Soler was one of six different Cubs players to homer in Monday’s National League Division Series game vs. the St. Louis Cardinals. It was the first time in MLB postseason history that any team hit six home runs in one game, and the first time five or more different players homered for the same team in the same playoff game.
Kyle Schwarber, Starlin Castro, Kris Bryant, Anthony Rizzo and Dexter Fowler are the other five players who homered for the Cubs. Of them, only Schwarber played in the Midwest League, which I wrote about here last week.
Jeff Passan, MLB columnist for Yahoo Sports, wrote an interesting story about the six men who caught the Cubs’ home-run balls Monday. (You can read it here.) I mention that here because the man who caught Bryant’s homer — Dr. Jim Gatto of Wisconsin — has an uncle who played six seasons in the Cubs organization, including two years in Clinton.

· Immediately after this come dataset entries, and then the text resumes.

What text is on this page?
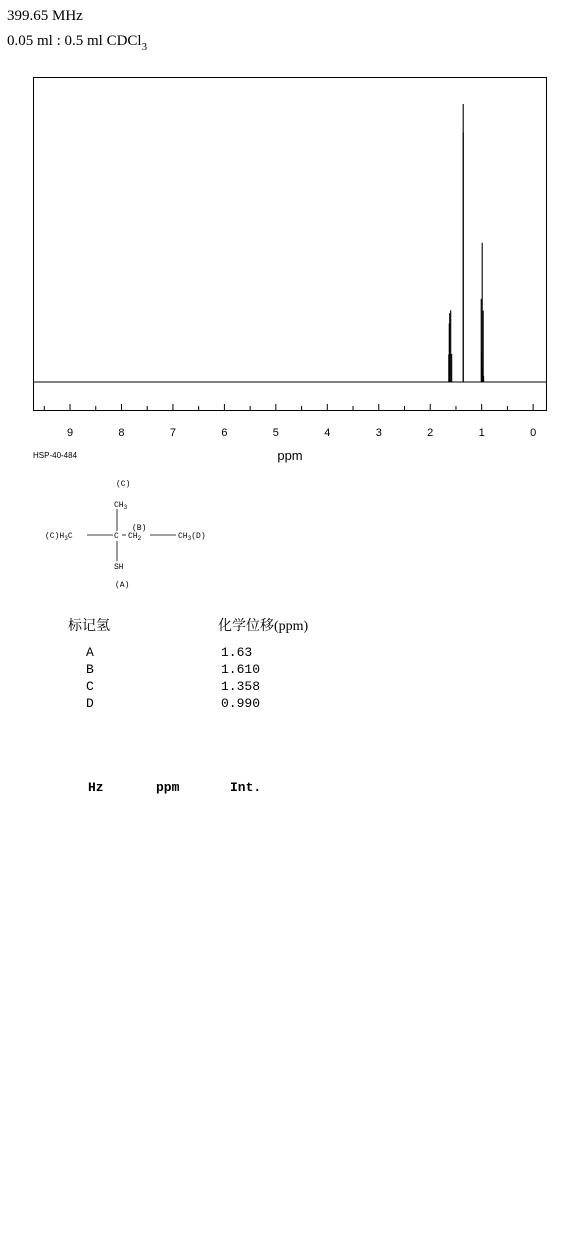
399.65 MHz
0.05 ml : 0.5 ml CDCl$_3$
9	8	7	6	5	4	3	2	1	0
ppm
HSP-40-484
(C)
$CH_3$
$(C)H_3C$	C
(B)
$CH_2$	$CH_3(D)$
SH
(A)
标记氢	化学位移(ppm)
A	1.63
B	1.610
C	1.358
D	0.990
Hz	ppm	Int.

George Gatto played third base for the Clinton Cubs in 1947 and 1948, batting .239 in 205 games. Clinton was part of the Central Association at that time, and won the league championship both years Gatto played there. Gatto played three more years in the minor leagues, for the Mississippi-Ohio Valley League’s Centralia team. The MOVL changed its name to the Midwest League in 1956, two years after Clinton joined the league.
Clinton is the only current MWL team that was part of the league when it became known as the Midwest League in 1956. Clinton teams have played at Riverview Stadium (now known as Ashford University Field) since the ballpark was built as a Works Progress Administration (WPA) project in 1937.